How can I reduce a grid of equal sized squares to a minimum set of rectangles?

Question

If I have an arbitrary sized grid of equal sized squares (with no spacing between them), I need to know an efficient way to reduce these into a minimum number of rectangles, for example if each asterisk represents a square, then this could be reduced to one big rectangle:

*****
*****
*****

While this could be reduced to two rectangles:

  ***             ***
*****   =>  **(1) ***(2)
*****       **    ***
  ***             ***

An obvious solution is to collect adjacent squares in each row, then collect adjacent rows which are identical. For my second example this would find three rectangles, which is not optimal.

  *** (1)

***** (2)
*****

  *** (3)

I am wondering if there's a more successful and efficient algorithm to do this.

Answer 1

I've a gut feeling that this problem can be complex... for example consider

   *
   ***
****
   ***
   *

The optimal solution is 4

   B
   BCC
AAAB
   BDD
   B

but i don't find an easy way to foresee by local reasoning that A should stop before last square. In the optimal solution A, C, and D are non-maximal rectangles and only B is maximal. Things can get even more complex for example with:

   *
   ***
****
   ***
   *
 *****
  * *
  * *

where the optimal solution is

   B
   BCC
AAAB
   BDD
   B
 EEEEE
  F G
  F G

where only E is maximal. Also looks it's actually easy to build arbitrarily large problems where in the optimal solution all but one rectangles are non-maximal.

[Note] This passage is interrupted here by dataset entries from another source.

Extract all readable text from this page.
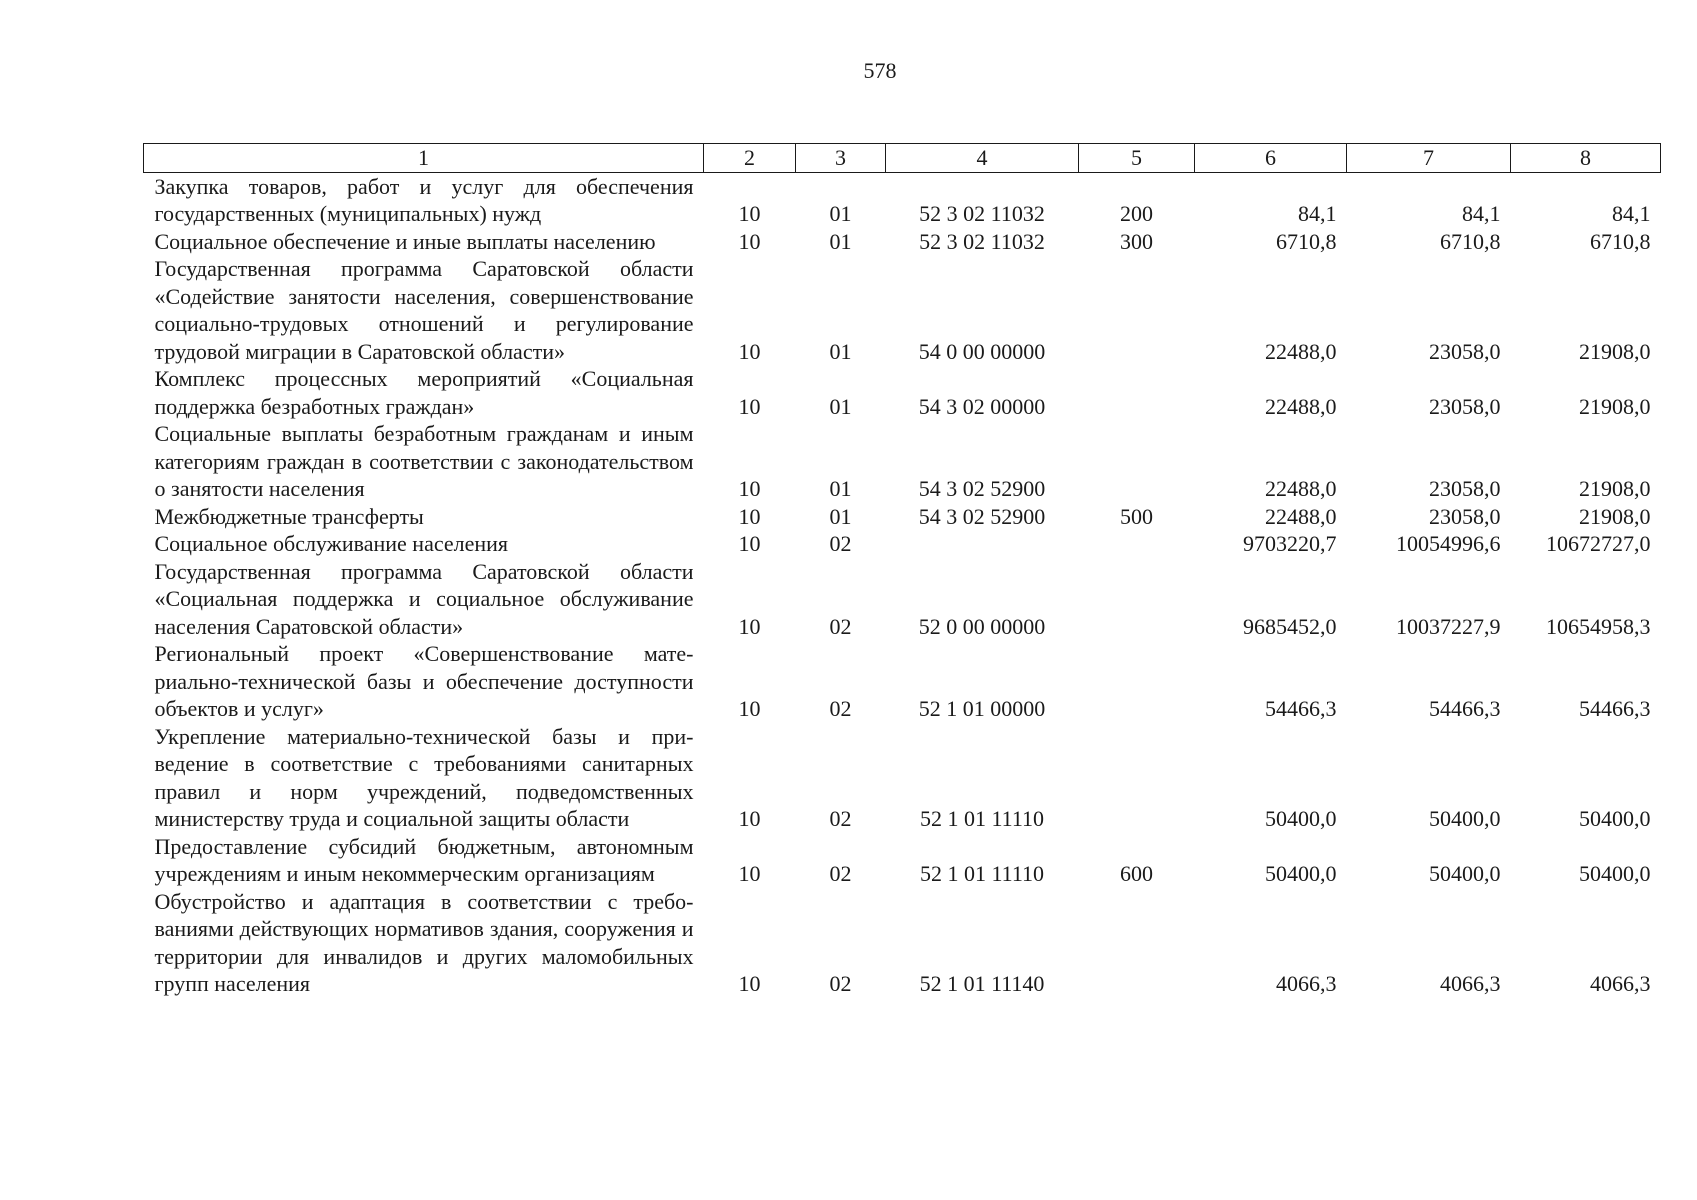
578
1	2	3	4	5	6	7	8
Закупка товаров, работ и услуг для обеспечения государственных (муниципальных) нужд	10	01	52 3 02 11032	200	84,1	84,1	84,1
Социальное обеспечение и иные выплаты населению	10	01	52 3 02 11032	300	6710,8	6710,8	6710,8
Государственная программа Саратовской области «Содействие занятости населения, совершенствование социально-трудовых отношений и регулирование трудовой миграции в Саратовской области»	10	01	54 0 00 00000		22488,0	23058,0	21908,0
Комплекс процессных мероприятий «Социальная поддержка безработных граждан»	10	01	54 3 02 00000		22488,0	23058,0	21908,0
Социальные выплаты безработным гражданам и иным категориям граждан в соответствии с законодательством о занятости населения	10	01	54 3 02 52900		22488,0	23058,0	21908,0
Межбюджетные трансферты	10	01	54 3 02 52900	500	22488,0	23058,0	21908,0
Социальное обслуживание населения	10	02			9703220,7	10054996,6	10672727,0
Государственная программа Саратовской области «Социальная поддержка и социальное обслуживание населения Саратовской области»	10	02	52 0 00 00000		9685452,0	10037227,9	10654958,3
Региональный проект «Совершенствование материально-технической базы и обеспечение доступности объектов и услуг»	10	02	52 1 01 00000		54466,3	54466,3	54466,3
Укрепление материально-технической базы и приведение в соответствие с требованиями санитарных правил и норм учреждений, подведомственных министерству труда и социальной защиты области	10	02	52 1 01 11110		50400,0	50400,0	50400,0
Предоставление субсидий бюджетным, автономным учреждениям и иным некоммерческим организациям	10	02	52 1 01 11110	600	50400,0	50400,0	50400,0
Обустройство и адаптация в соответствии с требованиями действующих нормативов здания, сооружения и территории для инвалидов и других маломобильных групп населения	10	02	52 1 01 11140		4066,3	4066,3	4066,3
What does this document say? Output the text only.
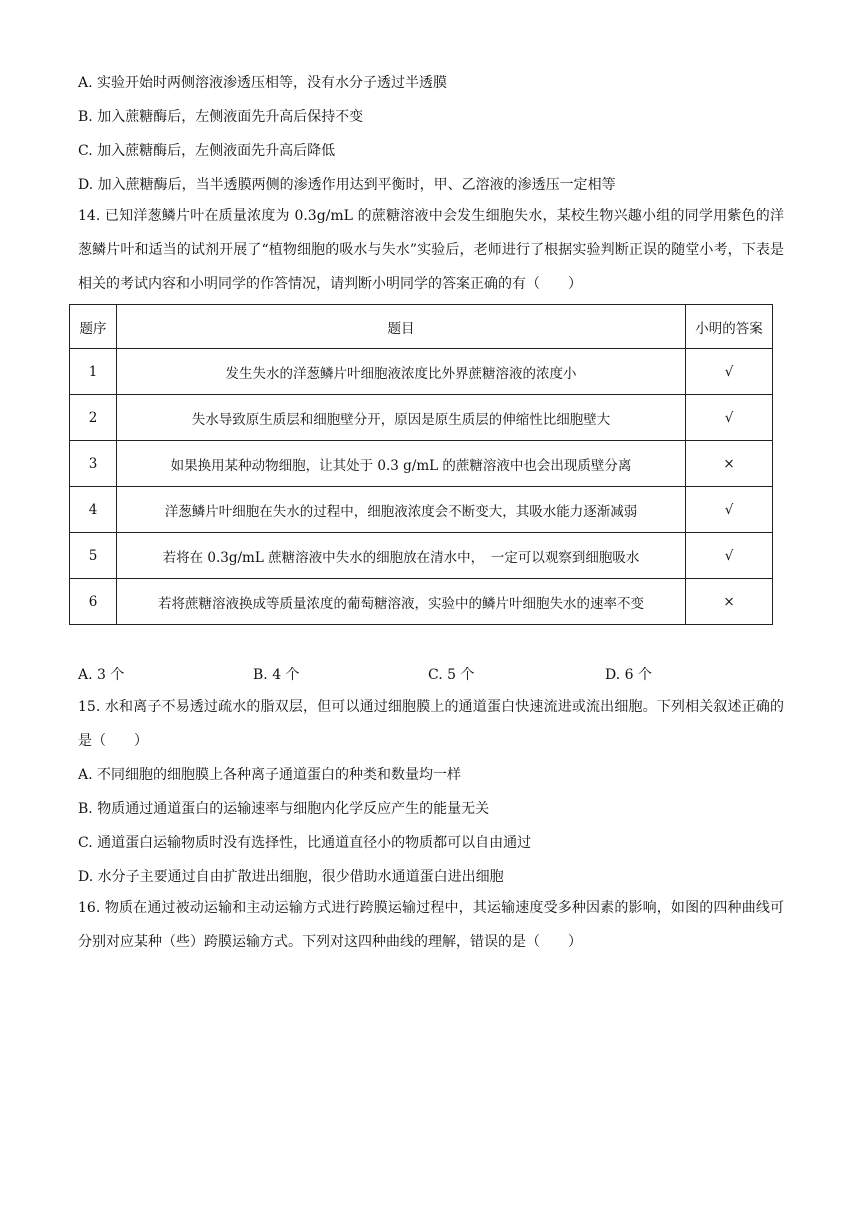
A. 实验开始时两侧溶液渗透压相等，没有水分子透过半透膜
B. 加入蔗糖酶后，左侧液面先升高后保持不变
C. 加入蔗糖酶后，左侧液面先升高后降低
D. 加入蔗糖酶后，当半透膜两侧的渗透作用达到平衡时，甲、乙溶液的渗透压一定相等
14. 已知洋葱鳞片叶在质量浓度为 0.3g/mL 的蔗糖溶液中会发生细胞失水，某校生物兴趣小组的同学用紫色的洋葱鳞片叶和适当的试剂开展了“植物细胞的吸水与失水”实验后，老师进行了根据实验判断正误的随堂小考，下表是相关的考试内容和小明同学的作答情况，请判断小明同学的答案正确的有（　　）
题序	题目	小明的答案
1	发生失水的洋葱鳞片叶细胞液浓度比外界蔗糖溶液的浓度小	√
2	失水导致原生质层和细胞壁分开，原因是原生质层的伸缩性比细胞壁大	√
3	如果换用某种动物细胞，让其处于 0.3 g/mL 的蔗糖溶液中也会出现质壁分离	×
4	洋葱鳞片叶细胞在失水的过程中，细胞液浓度会不断变大，其吸水能力逐渐减弱	√
5	若将在 0.3g/mL 蔗糖溶液中失水的细胞放在清水中，　一定可以观察到细胞吸水	√
6	若将蔗糖溶液换成等质量浓度的葡萄糖溶液，实验中的鳞片叶细胞失水的速率不变	×
A. 3 个	B. 4 个	C. 5 个	D. 6 个
15. 水和离子不易透过疏水的脂双层，但可以通过细胞膜上的通道蛋白快速流进或流出细胞。下列相关叙述正确的是（　　）
A. 不同细胞的细胞膜上各种离子通道蛋白的种类和数量均一样
B. 物质通过通道蛋白的运输速率与细胞内化学反应产生的能量无关
C. 通道蛋白运输物质时没有选择性，比通道直径小的物质都可以自由通过
D. 水分子主要通过自由扩散进出细胞，很少借助水通道蛋白进出细胞
16. 物质在通过被动运输和主动运输方式进行跨膜运输过程中，其运输速度受多种因素的影响，如图的四种曲线可分别对应某种（些）跨膜运输方式。下列对这四种曲线的理解，错误的是（　　）
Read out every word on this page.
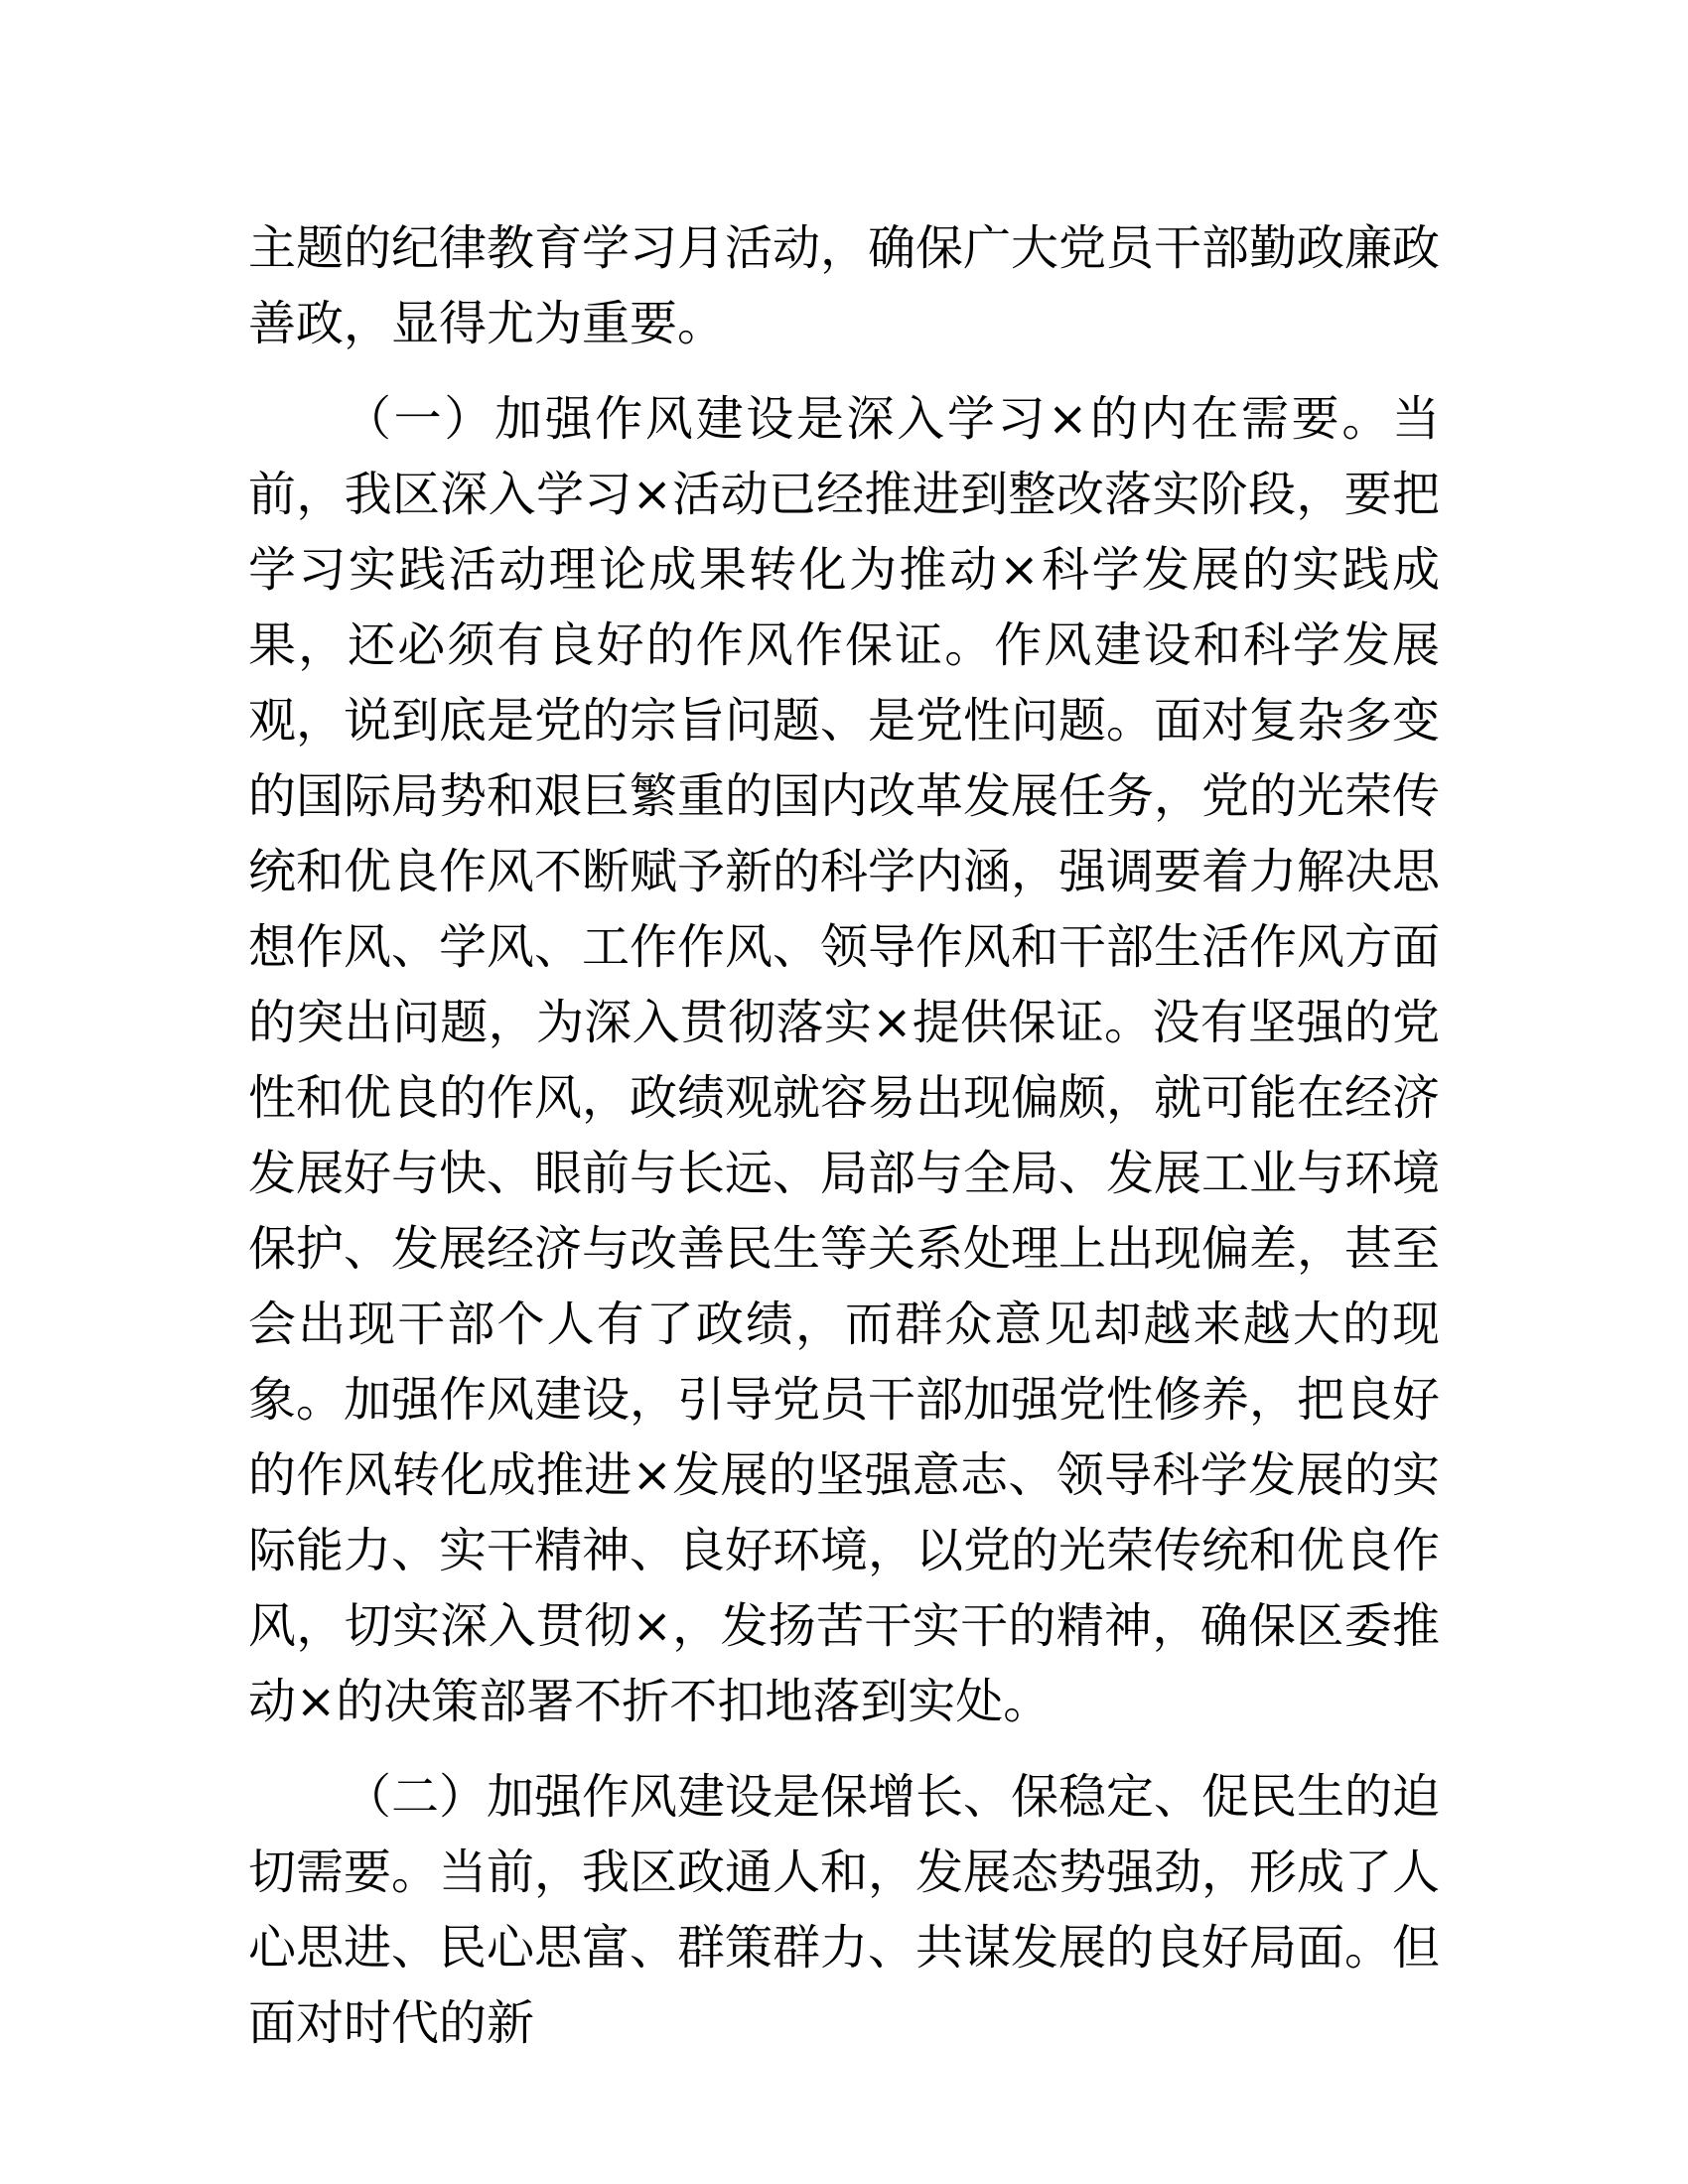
主题的纪律教育学习月活动，确保广大党员干部勤政廉政善政，显得尤为重要。

（一）加强作风建设是深入学习×的内在需要。当前，我区深入学习×活动已经推进到整改落实阶段，要把学习实践活动理论成果转化为推动×科学发展的实践成果，还必须有良好的作风作保证。作风建设和科学发展观，说到底是党的宗旨问题、是党性问题。面对复杂多变的国际局势和艰巨繁重的国内改革发展任务，党的光荣传统和优良作风不断赋予新的科学内涵，强调要着力解决思想作风、学风、工作作风、领导作风和干部生活作风方面的突出问题，为深入贯彻落实×提供保证。没有坚强的党性和优良的作风，政绩观就容易出现偏颇，就可能在经济发展好与快、眼前与长远、局部与全局、发展工业与环境保护、发展经济与改善民生等关系处理上出现偏差，甚至会出现干部个人有了政绩，而群众意见却越来越大的现象。加强作风建设，引导党员干部加强党性修养，把良好的作风转化成推进×发展的坚强意志、领导科学发展的实际能力、实干精神、良好环境，以党的光荣传统和优良作风，切实深入贯彻×，发扬苦干实干的精神，确保区委推动×的决策部署不折不扣地落到实处。

（二）加强作风建设是保增长、保稳定、促民生的迫切需要。当前，我区政通人和，发展态势强劲，形成了人心思进、民心思富、群策群力、共谋发展的良好局面。但面对时代的新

Of course this doesn't mean IMO that no easy solution exists... like I said it's a gut feeling, but IMO any solver that reasons with maximal rectangles is going to have problems if the absolute minimum is needed.

For a somewhat similar but also different problem (I was searching a minimal covering with non-necessarily-disjoint discs) I used a slow greedy approach always adding to the solution the disc that was contained and covering most not-yet-covered squares. For your problem I'd probably see how it works adding the largest contained rectangle every time... that as the examples above show however this is not going to be in general an optimal solution.